Beaucoup de prisonnières appartiennent au Parti démocratique des peuples (HDP), parti de gauche et pro-kurdes, considéré par le président turc comme la vitrine politique du PKK. La plupart sont députées ou maires. Le HDP a mis en place depuis 2014 un système de parité qui fait que lorsqu’un homme est élu, une femme aussi. Lors des purges de 2016, de nombreux maires ont été arrêtés. Le chef d’inculpation est toujours le même : « appartenance à un groupe terroriste ». Les femmes sont enfermées dans des prisons de haute sécurité dans des geôles qui ressemblent à des poulaillers, parfois avec leurs enfants. Ces derniers ne sont pas autorisés à avoir de jouets. Elles subissent aussi des fouilles à nu qui, si elles s’y opposent, se transforment en actes de torture.

Persécutions et tortures

Lorsque les femmes écrivent à leur famille en langue kurde, elles sont obligées de payer la traduction de chaque lettre, « ce qui n’est pas le cas pour les autres « nationalités » », note Annick Samouelian. Et de dénoncer : « Ce n’est rien d’autre que de la persécution. » Beaucoup d’entre elles ont entamé des grèves de la faim pour alerter l’opinion publique. Sans effet. Certaines ont perdu la vie. En mai 2020, Helin Bölek, 28 ans, l’une des voix de Grup Yorum, groupe révolutionnaire contre le pouvoir, est morte après 288 jours de « ce jeûne de la mort », pour dénoncer la répression et obtenir la libération d’autres musiciens. En août 2020, c’est l’avocate Ebru Timtik, 42 ans, qui est morte après 238 jours de grève de la faim. Condamnée à 13 ans pour terrorisme, elle demandait un procès plus équitable.

En Israël, les activistes palestiniennes n’échappent pas, elles n’ont plus, à la prison. Le plus souvent sans procès grâce à un système de détention administrative hérité du mandat britannique qui permet d’incarcérer une personne pendant six mois renouvelables à l’infini sans que la personne concernée n’ait eu droit à un procès équitable. Certaines militantes sont emprisonnées ainsi depuis 15 ans. 37 activistes palestiniennes – étudiantes, journalistes, parlementaires, féministe… – sont actuellement enfermées dans la prison de Damon, près de Nazareth.

Si sur les 4 500 prisonniers politiques palestiniens elles représentent un faible nombre, Tom Martin du Collectif Palestine vaincra explique que l’occupation israélienne développe à leur égard une politique d’humiliation et de tortures spécifiques du fait qu’elles sont des femmes. Les humiliations à caractère sexuel sont légions : « Lorsqu’elles sont interrogées dans des conditions indignes, souvent dévêtues et en leur faisant subir des sévices corporels, les autorités font venir leur famille pour y assister et faire pression, explique-t-il. Il y a une dimension patriarcale et sexiste dans ce que l’on fait subir aux femmes incarcérées. Le but c’est de casser leur détermination. L’emprisonnement pour Israël est une arme coloniale. »

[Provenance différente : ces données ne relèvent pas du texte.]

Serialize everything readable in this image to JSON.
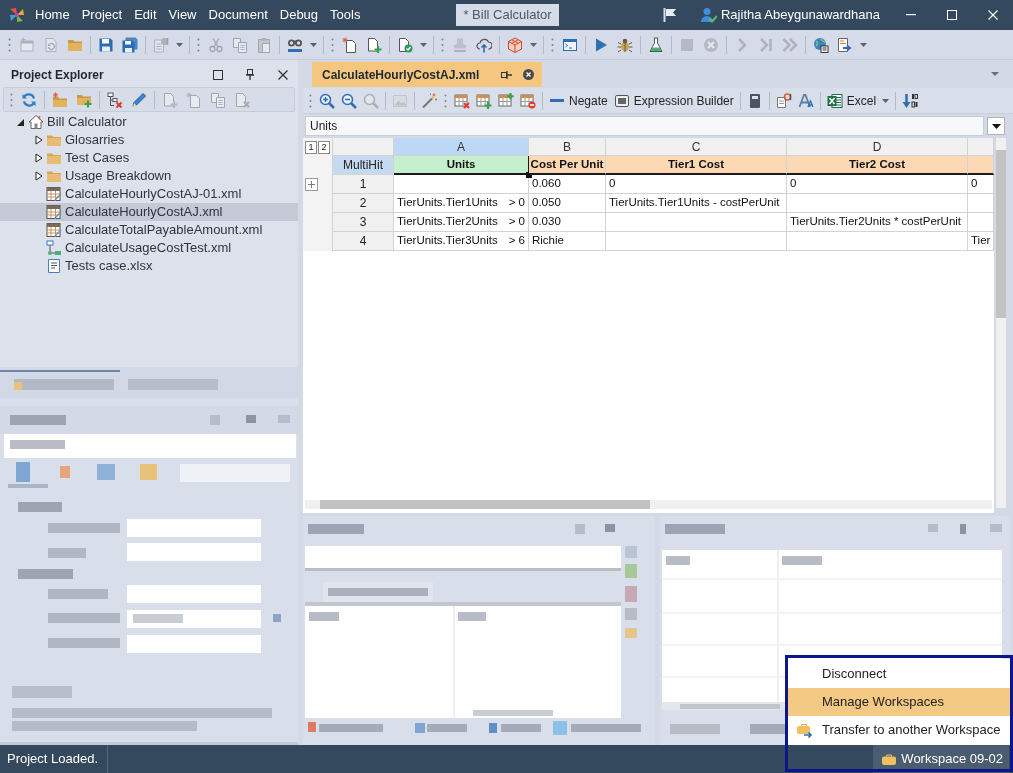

Les interrogatoires peuvent durer des jours entiers, 44 jours pour Mays Abu Gosh, étudiante en journalisme et militante palestinienne d’une vingtaine d’années. Qui n’a de cesse de dénoncer les violences subies depuis sa libération. En 50 ans, 10 000 femmes palestiniennes sont passées par les geôles israéliennes. L’ONG de défense des droits des prisonniers palestiniens, Addameer, dénonce des conditions de détention contraires au droit international. Les violences sexuelles sont largement utilisées pour intimider, humilier les femmes détenues et obtenir des confessions. Pour Addameer, ces pratiques découlent « d’une violence raciste et basée sur le genre institutionnalisée par les autorités israéliennes ».